# Guadalupe Bows



## BrandonFox (Jan 8, 2013)

The Guad river flows have dropped yet again and the fishing has been great.
Finally got out today and found another few trout eager to eat. Mostly throwing Lunch Money's and other various streamers, because nymphing isn't my strong suit...



















Been catching plenty of smallmouth bass as well. Heres one that Ryan caught around Action Angler.










Brandon


----------



## Worm Drowner (Sep 9, 2010)

Nicely done Brandon! Good pics!

I think that bass was more likely a Guadalupe. Last I heard, they are trying to remove the smallies before they cross-breed with the Guads. I actually caught a Guadalupe on a Y2K egg pattern last month on the river.


----------



## flyfishingmike (Nov 26, 2010)

BrandonFox said:


> The Guad river flows have dropped yet again and the fishing has been great.
> Finally got out today and found another few trout eager to eat. Mostly throwing Lunch Money's and other various streamers, because nymphing isn't my strong suit...
> 
> 
> ...


Nice pics!

What camera and settings???

I don't know what your schedule is like . . . . but Friday is our main day to fish with the veterans.

Interested in joining us sometime??


----------



## BrandonFox (Jan 8, 2013)

Worm Drowner said:


> Nicely done Brandon! Good pics!
> 
> I think that bass was more likely a Guadalupe. Last I heard, they are trying to remove the smallies before they cross-breed with the Guads. I actually caught a Guadalupe on a Y2K egg pattern last month on the river.


Thank you! We've been catching some guads as well on the lower leases, but this one is a smallmouth. Seems everything has been eating eggs lately.


----------



## BrandonFox (Jan 8, 2013)

flyfishingmike said:


> Nice pics!
> 
> What camera and settings???
> 
> ...


Thanks Mike!

This was with a Nikon d3200 shooting raw manual... I think 1/2500 shutter, don't remember.

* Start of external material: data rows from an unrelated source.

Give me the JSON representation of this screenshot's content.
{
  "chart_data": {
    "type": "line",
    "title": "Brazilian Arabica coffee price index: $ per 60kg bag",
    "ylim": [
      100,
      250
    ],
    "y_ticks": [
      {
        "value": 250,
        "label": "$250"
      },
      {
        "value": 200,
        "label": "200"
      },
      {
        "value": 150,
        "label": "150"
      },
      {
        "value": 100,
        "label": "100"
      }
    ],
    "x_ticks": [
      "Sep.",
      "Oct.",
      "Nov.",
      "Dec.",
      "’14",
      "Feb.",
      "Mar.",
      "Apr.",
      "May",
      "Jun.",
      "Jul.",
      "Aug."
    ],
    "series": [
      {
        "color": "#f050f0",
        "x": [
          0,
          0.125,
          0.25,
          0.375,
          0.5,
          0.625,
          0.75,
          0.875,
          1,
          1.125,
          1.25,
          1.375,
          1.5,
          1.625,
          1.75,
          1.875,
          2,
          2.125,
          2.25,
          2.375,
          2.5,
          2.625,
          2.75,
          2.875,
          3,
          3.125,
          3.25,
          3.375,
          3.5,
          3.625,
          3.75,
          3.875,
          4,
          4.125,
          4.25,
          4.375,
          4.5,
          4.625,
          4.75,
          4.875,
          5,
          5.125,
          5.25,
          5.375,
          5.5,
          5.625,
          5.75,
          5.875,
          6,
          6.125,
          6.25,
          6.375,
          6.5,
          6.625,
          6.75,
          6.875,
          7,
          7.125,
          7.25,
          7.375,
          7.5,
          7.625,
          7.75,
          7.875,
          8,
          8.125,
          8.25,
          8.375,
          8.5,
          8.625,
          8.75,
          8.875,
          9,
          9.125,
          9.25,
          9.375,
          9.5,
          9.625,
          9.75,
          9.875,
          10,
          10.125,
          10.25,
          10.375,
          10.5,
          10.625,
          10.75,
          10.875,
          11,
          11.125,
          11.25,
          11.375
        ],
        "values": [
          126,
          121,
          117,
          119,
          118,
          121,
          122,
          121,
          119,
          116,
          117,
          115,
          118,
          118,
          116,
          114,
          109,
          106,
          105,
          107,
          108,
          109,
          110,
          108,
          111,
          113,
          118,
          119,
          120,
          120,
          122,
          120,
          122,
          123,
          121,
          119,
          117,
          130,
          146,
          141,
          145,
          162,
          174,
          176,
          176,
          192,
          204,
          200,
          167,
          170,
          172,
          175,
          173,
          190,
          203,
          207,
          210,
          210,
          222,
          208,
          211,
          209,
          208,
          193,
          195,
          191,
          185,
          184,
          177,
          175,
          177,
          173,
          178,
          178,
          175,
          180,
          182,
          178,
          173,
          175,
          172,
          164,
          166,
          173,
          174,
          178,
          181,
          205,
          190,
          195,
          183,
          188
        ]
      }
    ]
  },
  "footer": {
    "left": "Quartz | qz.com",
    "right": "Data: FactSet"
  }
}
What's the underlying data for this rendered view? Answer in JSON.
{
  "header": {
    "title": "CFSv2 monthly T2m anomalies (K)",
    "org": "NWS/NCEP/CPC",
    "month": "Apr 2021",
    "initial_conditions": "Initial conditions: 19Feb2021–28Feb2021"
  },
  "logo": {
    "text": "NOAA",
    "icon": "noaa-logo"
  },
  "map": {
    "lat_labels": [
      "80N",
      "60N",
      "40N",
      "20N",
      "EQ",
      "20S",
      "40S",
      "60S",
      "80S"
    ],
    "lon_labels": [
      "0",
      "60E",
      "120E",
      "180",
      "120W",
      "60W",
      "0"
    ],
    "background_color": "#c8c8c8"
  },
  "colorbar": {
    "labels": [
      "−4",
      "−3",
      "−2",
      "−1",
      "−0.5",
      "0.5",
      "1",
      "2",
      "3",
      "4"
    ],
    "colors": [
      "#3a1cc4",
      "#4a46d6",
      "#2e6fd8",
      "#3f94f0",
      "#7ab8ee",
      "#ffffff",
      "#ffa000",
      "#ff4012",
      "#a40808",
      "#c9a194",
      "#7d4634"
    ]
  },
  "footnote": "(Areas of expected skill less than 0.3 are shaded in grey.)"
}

I would love to get out with the veterans. Is it a weekly thing? This friday I am out of town but after this week my schedule opens up wide and would love to attend.

Brandon


----------



## skinnywaterfishin (Jul 1, 2015)

Nice work, thanks for posting pics of your great day!


----------



## SurfRunner (May 22, 2004)

nice catches Brandon!


----------